Our mother can still indicate her preferences and knows who we are. According to her lawyer, she can't change the trust, but she can change her will.

Due to the behavior of my siblings towards her, she has repeatedly stated that they should not receive “a cent” from her estate. She would need help to grant that wish.

I am torn. Should i help her? I don't blame her for her feelings. It seems obvious what they are really looking for is their estate. They didn't let me near them for almost a year because they knew we were always close. They also conspired to have me write from their wills. Fortunately, her lawyer realized her undue influence and refused to do so.

I estimate she's already spent $ 100,000 in legal and guardianship fees to protect herself from that.

What should I do? The whole thing is heartbreaking.

The remaining child

You can email The Moneyist with financial and ethical issues related to the coronavirus to qfottrell@marketwatch.com and follow Quentin Fottrell on Twitter.

Dear rest,

What you propose is not impossible, but you are playing a high stakes game. Just be aware that you would face further litigation and allegations that you were inappropriately influencing your mother – something you have claimed your siblings tried to do in the past. I do not doubt your intention or your story. I'm just giving you an early warning of the turbulence that might lie ahead. Even so, despite your mother's diagnosis, what you propose is not impossible.

If your mother wants to change her will and you want to help her, you must first demonstrate your mother's "testamentary ability" to make such changes. She needs to understand what it means and what impact it will have – in this case, disinheriting her other legal heirs. It must also understand the full nature of its assets and their value. Your mother would likely need to provide a reason for these changes as well. It can't be easy.

They do not provide details of the nature of the current litigation, but I do assume that your siblings tried to gain control of your mother's trust and estate and challenged the existing conservatism. This is not an unusual sequence of events when siblings are at war and when a sick parent owns a sizable estate. In order to prove the ability to testify, you need to access medical records and seek the help of doctors, nurses, psychiatrists and / or neurologists.

precedent

Each case is unique, but there is a legal precedent for a family member who has unsuccessfully attempted to overthrow a claimant posthumously. Timothy Gallagher, an attorney with Reminger Attorneys at Law, cited the Webb v. Anderson Children Trust et al., 2020 where a sister sued her brother over her mother's individual retirement account (IRA). The sister claimed that her mother was unable to make changes due to recently diagnosed dementia.

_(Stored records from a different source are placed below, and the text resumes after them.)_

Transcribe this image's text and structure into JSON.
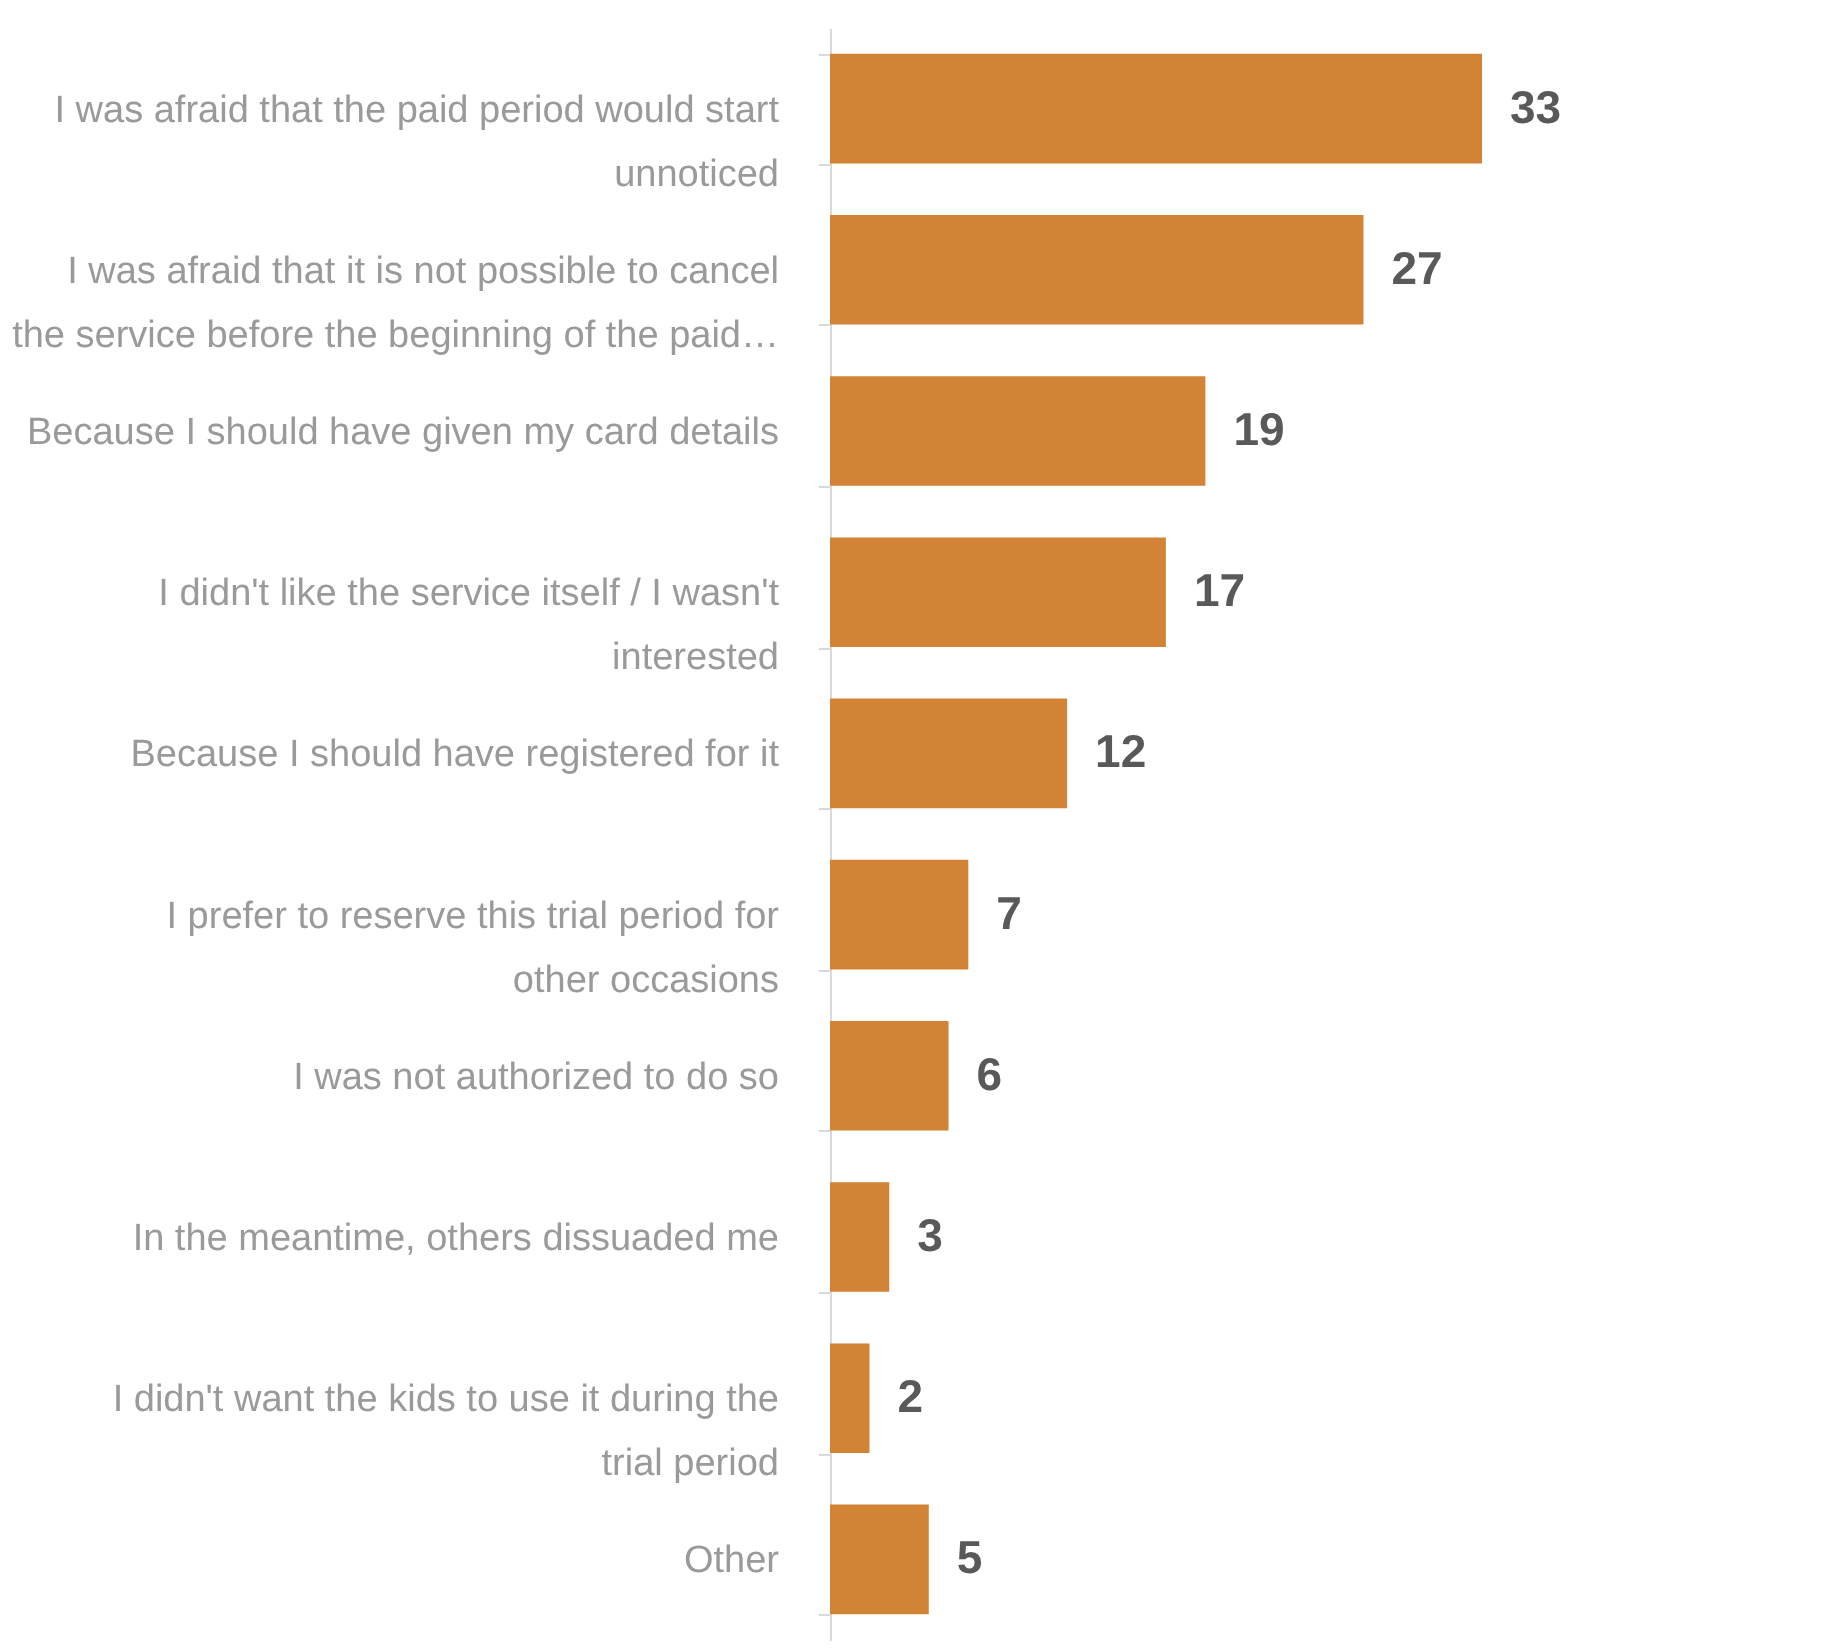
{
  "chart_data": {
    "type": "bar",
    "orientation": "horizontal",
    "data_labels": true,
    "categories": [
      "I was afraid that the paid period would start unnoticed",
      "I was afraid that it is not possible to cancel the service before the beginning of the paid…",
      "Because I should have given my card details",
      "I didn't like the service itself / I wasn't interested",
      "Because I should have registered for it",
      "I prefer to reserve this trial period for other occasions",
      "I was not authorized to do so",
      "In the meantime, others dissuaded me",
      "I didn't want the kids to use it during the trial period",
      "Other"
    ],
    "values": [
      33,
      27,
      19,
      17,
      12,
      7,
      6,
      3,
      2,
      5
    ],
    "color": "#d38335"
  }
}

In this case, the brother had his mother do two separate psychological exams. "The court found that the sister has not proven that the mother was unable to change the IRA beneficiaries," writes Gallagher. "The mere fact of being diagnosed with dementia was not enough to show a lack of performance, and the financial advisor's statement was that the mother was strong and confident when she made the move in 2009."

You and your mother will have to weigh how much you care about the disinheritance of your children, taking into account their mental and emotional state. You will invite more conflict into your life. Such legal proceedings often take years and can rake in hundreds of thousands of dollars, if not more, in legal fees.

I clearly don't know all of the facts on this case, or both sides of the story. With this in mind, and in good faith, I urge you to be meticulous and careful.